“Nonetheless, we are here. Pagan books have been seen here and reported to Fra Toribio de Benevente, who asked the governor for help.”
“Benevente? He has no authority over us. He’s not even a Dominican. He’s a Franciscan.”
“Those internal squabbles are your business. Mine is to find and destroy the evil books.”
“They’re not evil. They contain the knowledge of these people and all the information that exists about them, their ancestors, their neighbors, their philosophy, language, and cosmology. They’ve lived here for thousands of years, and their books are a gift to the future. They tell us things we could never find out in any other way.”
“You’re misinformed, Friar. I’ve seen some of them myself. There are nothing but pictures and signs of the demons and fiends they worship.”
“These people are being converted, one at a time and voluntarily. Not the way the Franciscans do it, baptizing ten thousand people at a time. The old Mayan gods have been diminished to mere symbols. We’ve made great progress here in a short time. Don’t waste all the work we’ve done by proving to them that we’re savages.”
“Us? Savages?”
“Savages. You know—people who destroy art, burn books, kill people they don’t understand, and make slaves of their children.”
The commander turned to his men. “Get him away from me.”
Three soldiers took hold of Las Casas and, as gently as possible, pulled him away from the square. One of them said, “Please, Father, I’m begging you. Stay away from the commander. He has orders and he’d rather die than disobey.” They backed away from him, turned, and ran back to the square.

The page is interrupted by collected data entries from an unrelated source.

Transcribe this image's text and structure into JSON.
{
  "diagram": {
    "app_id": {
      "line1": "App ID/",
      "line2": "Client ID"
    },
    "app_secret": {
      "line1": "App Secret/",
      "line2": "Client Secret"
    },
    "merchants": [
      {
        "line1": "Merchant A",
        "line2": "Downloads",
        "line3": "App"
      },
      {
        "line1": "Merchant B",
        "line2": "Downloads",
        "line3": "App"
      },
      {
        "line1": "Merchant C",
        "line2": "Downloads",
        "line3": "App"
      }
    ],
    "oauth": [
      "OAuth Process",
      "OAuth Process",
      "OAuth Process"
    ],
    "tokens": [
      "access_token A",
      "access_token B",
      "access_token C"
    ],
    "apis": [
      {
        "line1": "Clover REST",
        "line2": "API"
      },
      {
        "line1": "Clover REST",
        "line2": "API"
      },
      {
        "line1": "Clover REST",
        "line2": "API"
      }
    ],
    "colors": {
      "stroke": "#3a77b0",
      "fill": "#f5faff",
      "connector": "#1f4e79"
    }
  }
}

Las Casas took a last look at the soldiers building their big bonfire. The soldiers running back and forth, breaking apart anything made of wood and throwing it into the bright flames that billowed above them into the sky, looked more like demons than any of the deities depicted in the Mayan books. He turned and moved along the back of the adobe mission buildings, staying in the dark, sheltered places. At the edge of the cleared land, he stepped onto a jungle trail. The foliage grew so thick around the trail that his progress was like moving through a cave. The trail led downward toward the river.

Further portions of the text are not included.